Album Review: Dreamtigers – ‘Ellapsis’

Posted: by The Editor

Featuring members from such diverse projects as Caspian, Balmorhea, Defeater, and The Amity Affliction, one might have a hard time figuring out where to place Dreamtigers. They are, indeed, a tough band to pin down, falling somewhere between post-rock and shoegaze, although there are shades of post-hardcore and emo here are there; for a very crude comparison, much of Ellapsis lands in the grey area between Pianos Become the Teeth’s Keep You and Thrice’s Beggars. Really, though, Dreamtigers don’t sound too much like anyone else, impressively enough, and instead are thoroughly their own creation.
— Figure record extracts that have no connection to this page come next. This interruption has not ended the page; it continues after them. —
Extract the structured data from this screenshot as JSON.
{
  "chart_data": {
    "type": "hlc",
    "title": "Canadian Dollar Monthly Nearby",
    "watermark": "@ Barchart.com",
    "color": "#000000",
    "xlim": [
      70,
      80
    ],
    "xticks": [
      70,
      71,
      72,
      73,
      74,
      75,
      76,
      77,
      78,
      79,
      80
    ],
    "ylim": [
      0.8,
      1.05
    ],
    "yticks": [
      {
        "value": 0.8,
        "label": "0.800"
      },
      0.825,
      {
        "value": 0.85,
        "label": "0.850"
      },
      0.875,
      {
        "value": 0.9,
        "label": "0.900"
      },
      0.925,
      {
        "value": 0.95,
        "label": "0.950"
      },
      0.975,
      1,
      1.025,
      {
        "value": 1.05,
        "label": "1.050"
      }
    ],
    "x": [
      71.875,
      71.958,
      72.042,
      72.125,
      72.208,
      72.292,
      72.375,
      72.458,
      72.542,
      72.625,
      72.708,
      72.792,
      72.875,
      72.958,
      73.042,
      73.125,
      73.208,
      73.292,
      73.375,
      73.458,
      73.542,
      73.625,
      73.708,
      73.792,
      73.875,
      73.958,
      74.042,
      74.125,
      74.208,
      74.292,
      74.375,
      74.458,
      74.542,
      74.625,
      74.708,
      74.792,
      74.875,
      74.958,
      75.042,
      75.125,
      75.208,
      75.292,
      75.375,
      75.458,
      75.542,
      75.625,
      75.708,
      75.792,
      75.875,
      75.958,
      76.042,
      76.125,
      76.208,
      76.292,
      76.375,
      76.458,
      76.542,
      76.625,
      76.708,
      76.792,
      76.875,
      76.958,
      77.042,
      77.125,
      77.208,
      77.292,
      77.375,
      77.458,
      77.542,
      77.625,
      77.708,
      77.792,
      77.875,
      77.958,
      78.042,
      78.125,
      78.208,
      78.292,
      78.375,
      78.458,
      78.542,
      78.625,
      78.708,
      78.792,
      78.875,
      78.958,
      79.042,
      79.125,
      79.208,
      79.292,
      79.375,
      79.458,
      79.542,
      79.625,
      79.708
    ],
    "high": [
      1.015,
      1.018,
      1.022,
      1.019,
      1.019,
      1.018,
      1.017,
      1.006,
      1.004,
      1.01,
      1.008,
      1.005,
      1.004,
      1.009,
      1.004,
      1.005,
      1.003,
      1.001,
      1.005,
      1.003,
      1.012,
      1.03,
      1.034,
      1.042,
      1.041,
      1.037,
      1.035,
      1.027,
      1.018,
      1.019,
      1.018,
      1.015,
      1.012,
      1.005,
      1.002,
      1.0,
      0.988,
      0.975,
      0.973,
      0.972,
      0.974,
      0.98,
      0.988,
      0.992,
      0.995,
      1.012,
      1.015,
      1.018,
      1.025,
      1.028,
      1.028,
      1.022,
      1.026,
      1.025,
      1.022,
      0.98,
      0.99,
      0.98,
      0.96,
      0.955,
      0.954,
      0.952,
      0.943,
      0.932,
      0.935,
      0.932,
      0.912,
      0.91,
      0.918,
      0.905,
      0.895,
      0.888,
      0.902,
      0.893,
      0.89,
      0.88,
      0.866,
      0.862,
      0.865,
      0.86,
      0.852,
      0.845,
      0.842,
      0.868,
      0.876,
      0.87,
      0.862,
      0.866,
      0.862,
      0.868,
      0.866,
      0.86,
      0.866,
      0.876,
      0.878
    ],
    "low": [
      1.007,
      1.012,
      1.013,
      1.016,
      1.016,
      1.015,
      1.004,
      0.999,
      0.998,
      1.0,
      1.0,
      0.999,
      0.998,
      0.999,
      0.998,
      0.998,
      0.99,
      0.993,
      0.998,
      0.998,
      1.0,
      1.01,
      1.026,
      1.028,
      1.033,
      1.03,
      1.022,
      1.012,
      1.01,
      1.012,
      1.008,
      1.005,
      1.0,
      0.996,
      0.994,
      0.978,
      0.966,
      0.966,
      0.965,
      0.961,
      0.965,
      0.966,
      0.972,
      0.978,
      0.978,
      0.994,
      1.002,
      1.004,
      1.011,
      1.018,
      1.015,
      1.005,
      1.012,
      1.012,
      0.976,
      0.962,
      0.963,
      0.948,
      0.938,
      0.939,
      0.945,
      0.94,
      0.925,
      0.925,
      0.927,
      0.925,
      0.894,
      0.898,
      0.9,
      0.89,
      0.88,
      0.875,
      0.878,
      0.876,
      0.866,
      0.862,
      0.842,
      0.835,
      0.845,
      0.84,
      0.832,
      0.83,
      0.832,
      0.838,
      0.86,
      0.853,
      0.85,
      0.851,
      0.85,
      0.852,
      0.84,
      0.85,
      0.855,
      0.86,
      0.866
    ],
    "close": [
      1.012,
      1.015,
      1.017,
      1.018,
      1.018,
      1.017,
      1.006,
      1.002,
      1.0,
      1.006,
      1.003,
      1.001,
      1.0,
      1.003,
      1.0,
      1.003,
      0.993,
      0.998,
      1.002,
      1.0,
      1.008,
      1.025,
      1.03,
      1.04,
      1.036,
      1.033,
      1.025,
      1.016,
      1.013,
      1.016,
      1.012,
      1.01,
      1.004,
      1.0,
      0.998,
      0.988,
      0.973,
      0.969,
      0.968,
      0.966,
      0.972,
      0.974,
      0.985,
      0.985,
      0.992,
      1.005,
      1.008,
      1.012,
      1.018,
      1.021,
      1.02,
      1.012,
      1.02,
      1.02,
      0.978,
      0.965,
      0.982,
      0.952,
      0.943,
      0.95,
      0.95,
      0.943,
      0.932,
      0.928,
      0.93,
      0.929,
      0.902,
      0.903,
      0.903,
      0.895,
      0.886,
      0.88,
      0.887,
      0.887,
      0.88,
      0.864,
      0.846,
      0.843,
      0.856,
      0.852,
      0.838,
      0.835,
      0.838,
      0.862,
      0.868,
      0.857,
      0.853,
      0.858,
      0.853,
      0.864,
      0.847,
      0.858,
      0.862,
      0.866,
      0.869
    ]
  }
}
The heavy and slow “Six Rivers” leads off the record, a song that sets the tone well for the next half hour or so. It’s thick and it’s fuzzy, but it’s never quite committed to shoegaze; it’s gritty and it’s aggressive, but it’s never quite committed to post-hardcore. The title track tacks in the latter direction, applying an airiness a la latter-day Far, especially when the song grinds to a halt during its second chorus in a moment that, in the hands of a lesser band, would kill the song’s momentum.  “I See the Future,” after, is the first of the album’s two six-minute epics, both of which hew, as one might guess, closer to post-rock. Of the two, “I See the Future” is the more traditional, nearly the entire song ratcheting upwards until it falls to pieces in pummeling, hypnotic final minutes; by contrast, closer “Stolen Moments” is a bit more conservative. It does at first emulate that classic rise-and-fall structure, but it leans more heavily on fuzzed-out guitar and piercing strings than it does raw aggression; the song hits its peak nearly halfway through, and the second half of the track is mostly a comedown, haunted by echoes of the riffs and bowed strings that lent it its backbone earlier.
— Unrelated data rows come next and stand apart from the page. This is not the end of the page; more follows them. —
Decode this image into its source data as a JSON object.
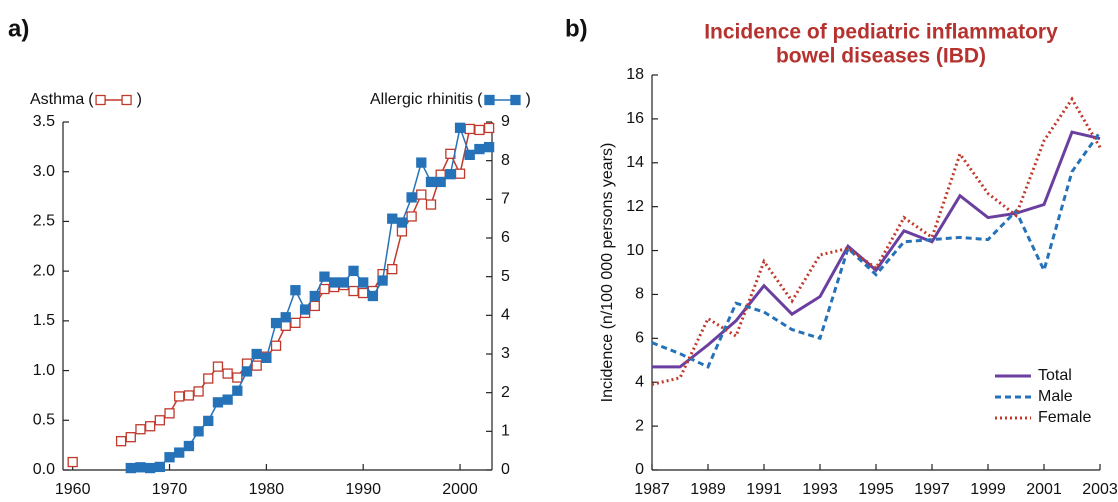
{
  "chart_data": [
    {
      "type": "line",
      "panel_label": "a)",
      "x": [
        1960,
        1963,
        1965,
        1966,
        1967,
        1968,
        1969,
        1970,
        1971,
        1972,
        1973,
        1974,
        1975,
        1976,
        1977,
        1978,
        1979,
        1980,
        1981,
        1982,
        1983,
        1984,
        1985,
        1986,
        1987,
        1988,
        1989,
        1990,
        1991,
        1992,
        1993,
        1994,
        1995,
        1996,
        1997,
        1998,
        1999,
        2000,
        2001,
        2002,
        2003
      ],
      "series": [
        {
          "name": "Asthma",
          "color": "#c0392b",
          "marker": "open-square",
          "values": [
            0.08,
            null,
            0.29,
            0.33,
            0.41,
            0.44,
            0.5,
            0.57,
            0.74,
            0.75,
            0.79,
            0.92,
            1.04,
            0.97,
            0.93,
            1.07,
            1.05,
            1.14,
            1.25,
            1.45,
            1.48,
            1.58,
            1.65,
            1.82,
            1.84,
            1.86,
            1.8,
            1.78,
            1.8,
            1.97,
            2.02,
            2.4,
            2.55,
            2.77,
            2.67,
            2.97,
            3.18,
            2.98,
            3.43,
            3.42,
            3.44
          ]
        },
        {
          "name": "Allergic rhinitis",
          "color": "#2672b8",
          "marker": "square",
          "axis": "y2",
          "values": [
            null,
            null,
            null,
            0.05,
            0.07,
            0.05,
            0.08,
            0.33,
            0.45,
            0.62,
            1.0,
            1.27,
            1.75,
            1.82,
            2.05,
            2.55,
            3.0,
            2.9,
            3.8,
            3.95,
            4.65,
            4.15,
            4.5,
            5.0,
            4.85,
            4.85,
            5.15,
            4.85,
            4.5,
            4.9,
            6.5,
            6.4,
            7.05,
            7.95,
            7.45,
            7.45,
            7.65,
            8.85,
            8.15,
            8.3,
            8.35
          ]
        }
      ],
      "legend_paren": [
        "(",
        ")"
      ],
      "legend": "top",
      "xlim": [
        1959,
        2003.3
      ],
      "xticks": [
        1960,
        1970,
        1980,
        1990,
        2000
      ],
      "ylim": [
        0,
        3.5
      ],
      "yticks": [
        {
          "value": 0,
          "label": "0.0"
        },
        0.5,
        {
          "value": 1,
          "label": "1.0"
        },
        1.5,
        {
          "value": 2,
          "label": "2.0"
        },
        2.5,
        {
          "value": 3,
          "label": "3.0"
        },
        3.5
      ],
      "y2lim": [
        0,
        9
      ],
      "y2ticks": [
        0,
        1,
        2,
        3,
        4,
        5,
        6,
        7,
        8,
        9
      ],
      "grid": false
    },
    {
      "type": "line",
      "panel_label": "b)",
      "title": [
        "Incidence of pediatric inflammatory",
        "bowel diseases (IBD)"
      ],
      "title_color": "#b5322f",
      "ylabel": "Incidence (n/100 000 persons years)",
      "x": [
        1987,
        1988,
        1989,
        1990,
        1991,
        1992,
        1993,
        1994,
        1995,
        1996,
        1997,
        1998,
        1999,
        2000,
        2001,
        2002,
        2003
      ],
      "series": [
        {
          "name": "Total",
          "color": "#6a3fa0",
          "dash": "solid",
          "values": [
            4.7,
            4.7,
            5.7,
            6.8,
            8.4,
            7.1,
            7.9,
            10.2,
            9.1,
            10.9,
            10.4,
            12.5,
            11.5,
            11.7,
            12.1,
            15.4,
            15.1
          ]
        },
        {
          "name": "Male",
          "color": "#2672b8",
          "dash": "dashed",
          "values": [
            5.8,
            5.3,
            4.7,
            7.6,
            7.2,
            6.4,
            6.0,
            10.1,
            8.9,
            10.4,
            10.5,
            10.6,
            10.5,
            11.8,
            9.1,
            13.6,
            15.4
          ]
        },
        {
          "name": "Female",
          "color": "#c0392b",
          "dash": "dotted",
          "values": [
            3.9,
            4.2,
            6.9,
            6.1,
            9.5,
            7.7,
            9.8,
            10.1,
            9.2,
            11.5,
            10.6,
            14.4,
            12.6,
            11.6,
            15.0,
            16.9,
            14.7
          ]
        }
      ],
      "legend": "lower right",
      "xlim": [
        1987,
        2003
      ],
      "xticks": [
        1987,
        1989,
        1991,
        1993,
        1995,
        1997,
        1999,
        2001,
        2003
      ],
      "ylim": [
        0,
        18
      ],
      "yticks": [
        0,
        2,
        4,
        6,
        8,
        10,
        12,
        14,
        16,
        18
      ],
      "grid": false
    }
  ]
}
“Stolen Moments” has a sort of spaciness to it, an emptiness at times that serves to emphasize better the fuller moments. When the band veers more in this spacier, more atmospheric direction, they turn in much of their best work. “For Sally” is one such example, built on booming riffs and ambient keys that make the song feel dark, foreboding; it has the cadence of a march to war. All that tension is let out in a fiery minute-long burst that takes Ellapsis into its most post-metal territory yet – all before the haze turns to a soft drone that heralds the introduction of the crunchy “3.13.8.”

This middle stretch of the record, from “For Sally,” leading into “3.13.8,” and ending with the two-minute “Percoset Blues,” is the heaviest portion, and the one that really makes the best use of the quiet-loud dynamic that the band so often employs on Ellapsis. “3.13.8” is teetering on the edge of total collapse its entire three-minute runtime, a buzzsaw riff simmering atop bone-rattling drums, but only in its final seconds does the whole thing really come to the fore as Jake Woodruff demands, “Raise your broken hands with the conviction of a prayer. It flows well into the feedback-tainted “Percoset Blues,” which, too, carries an unsettling harshness in the persistence of its warlike drumbeat; that the song doesn’t really end, only drowns out in the same feedback that laid its foundation, only adds to this feeling.

The penultimate “Never See the City,” then, nestled between the haze that envelops “Percoset Blues” and the sparse plucked notes that open “Stolen Moments,” is something of a breath, a moment to come up for air before plunging back down. It doesn’t strike the same balance as much of the rest of Ellapsis; it never tumbles into the carthatic bridge that opens so many of the other songs on the record. Instead, it plods along until it can’t anymore; Woodruff repeats the song’s last line over and over – “It doesn’t make a difference / I just do what I can / I don’t think I’ll ever / see the city again – with more and more band members joining him until he, alone, croons, “I don’t think I’ll ever—.” He leaves the line unfinished, denying that lyrical closure the same way the band behind him denies it musically. Perhaps Dreamtigers will never see the city again, but they seem content to build their own home.

 

Disappointing / Average / Good / Great / Phenomenal


Ellapsis is out 2/18 through Skeletal Lightning.